ESSAIS CLINIQUES, ATU, ONDAM : DE NOUVELLES MESURES FAVORABLES A L'INNOVATION PHARMACEUTIQUE

ESSAIS CLINIQUES, ATU, ONDAM : DE NOUVELLES MESURES FAVORABLES A L'INNOVATION PHARMACEUTIQUE

La réunion début juillet du Conseil stratégique des industries de santé (CSIS) a été l’occasion pour l’exécutif de présenter sa nouvelle politique du médicament. Objectif : améliorer l’attractivité de la France auprès des chercheurs, startuppers et industriels de la pharmacie et des dispositifs médicaux.

Attirer les investissements et accélérer la mise sur le marché des traitements innovants : tels sont les deux grands objectifs des mesures annoncées devant le CSIS. Cette instance de concertation entre industriels et pouvoirs publics, créée en 2004 et placée sous l’égide du Premier ministre, s’est réunie pour la 8e fois, sous la houlette de deux hauts fonctionnaires, Noël Renaudin, ancien président du CEPS, et Vincent Lidsky, inspecteur général des Finances. Son thème : « faire de la France un territoire d’excellence pour attirer et développer les solutions santé de demain ». Les industriels attendaient des mesures fortes et ambitieuses, qui permettraient de renverser les tendances observées depuis plusieurs années. Car malgré ses atouts indéniables (savoir-faire technologique, taille de son marché intérieur, situation géographique), la France montre des signes de faiblesse inquiétants : sa production pharmaceutique a rétrogradé à la 4e place en Europe, derrière la Suisse, l’Allemagne et l’Italie, très peu de nouveaux médicaments sont aujourd’hui produits dans l’Hexagone (6 sur 91 autorisés en 2017 au niveau européen), les délais d’accès au marché sont particulièrement long (530 jours en moyenne hors ATU) et les dépenses R&D demeurent stables alors que le secteur de la santé connaît une grande période d’innovation (arrivée des thérapies cellulaires et des immunothérapies, dispositifs médicaux connectés, nouvelles solutions technologiques « beyond-the-pill »…).

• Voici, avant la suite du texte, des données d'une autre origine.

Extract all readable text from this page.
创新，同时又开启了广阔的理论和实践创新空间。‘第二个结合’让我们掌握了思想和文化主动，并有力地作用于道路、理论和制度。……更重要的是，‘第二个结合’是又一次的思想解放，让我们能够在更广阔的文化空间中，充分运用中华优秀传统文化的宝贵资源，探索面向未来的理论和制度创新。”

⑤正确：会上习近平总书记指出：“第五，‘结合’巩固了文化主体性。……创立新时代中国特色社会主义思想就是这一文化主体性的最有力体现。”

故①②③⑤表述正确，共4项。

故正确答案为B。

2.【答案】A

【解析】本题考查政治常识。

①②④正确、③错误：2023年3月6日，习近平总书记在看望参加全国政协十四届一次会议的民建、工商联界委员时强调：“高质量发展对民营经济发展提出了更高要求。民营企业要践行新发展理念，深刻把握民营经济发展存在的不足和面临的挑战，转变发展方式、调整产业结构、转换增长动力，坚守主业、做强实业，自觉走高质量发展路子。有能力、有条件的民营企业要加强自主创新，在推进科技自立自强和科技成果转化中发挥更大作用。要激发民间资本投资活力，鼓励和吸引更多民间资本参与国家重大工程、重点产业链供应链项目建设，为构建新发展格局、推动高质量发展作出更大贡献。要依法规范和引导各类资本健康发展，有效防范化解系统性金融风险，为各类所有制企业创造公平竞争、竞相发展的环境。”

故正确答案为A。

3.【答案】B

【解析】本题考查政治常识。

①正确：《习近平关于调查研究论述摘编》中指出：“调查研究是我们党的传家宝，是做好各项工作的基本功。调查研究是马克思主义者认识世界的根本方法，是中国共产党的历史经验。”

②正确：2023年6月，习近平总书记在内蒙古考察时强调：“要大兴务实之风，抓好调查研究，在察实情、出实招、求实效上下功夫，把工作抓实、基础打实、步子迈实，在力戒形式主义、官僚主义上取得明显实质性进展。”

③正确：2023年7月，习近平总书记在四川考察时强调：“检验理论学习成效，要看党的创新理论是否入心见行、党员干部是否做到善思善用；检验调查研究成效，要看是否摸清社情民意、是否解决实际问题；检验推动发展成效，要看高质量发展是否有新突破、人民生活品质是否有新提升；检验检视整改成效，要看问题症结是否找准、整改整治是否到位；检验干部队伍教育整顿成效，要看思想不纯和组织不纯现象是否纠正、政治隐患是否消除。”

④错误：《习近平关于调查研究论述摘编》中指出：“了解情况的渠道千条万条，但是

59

De nouvelles conditions d’accès au marché pour les médicaments innovants
Parmi les mesures annoncées, citons l’accélération des procédures d’autorisation des essais cliniques, dont les délais sont actuellement de 85 jours, avec des écarts importants selon les dossiers. Ceux-ci devront être réduits à 60 jours pour 100 % des dossiers. Les procédures elles-mêmes seront revues par l’ANSM et étendues aux essais de thérapie génique et cellulaire, d’assistance médicale à la procréation, aux dispositifs médicaux (DM) et aux dispositifs de diagnostic in vitro. Concernant les médicaments et les DM remboursables par l’Assurance-maladie, les délais des procédures administratives d’accès au marché (évaluation et obtention des tarifs de remboursement) seront eux aussi réduits. Actuellement, les délais moyens sont de 275 jours pour les nouveaux médicaments et de 500 jours pour les DM… L’objectif à horizon 2022 est de respecter le délai de 180 jours prévu par la réglementation européenne. Pour y parvenir, les équipes du CEPS seront renforcées (+ 6 ETP). Des avancées importantes sont par ailleurs annoncées dans le domaine de l’évaluation médico-économique, avec la possibilité d’étendre ces évaluations à l’ensemble des médicaments (quel que soit le seuil de leur chiffre d’affaires envisagé) et la simplification du forfait innovation pour les dispositifs médicaux.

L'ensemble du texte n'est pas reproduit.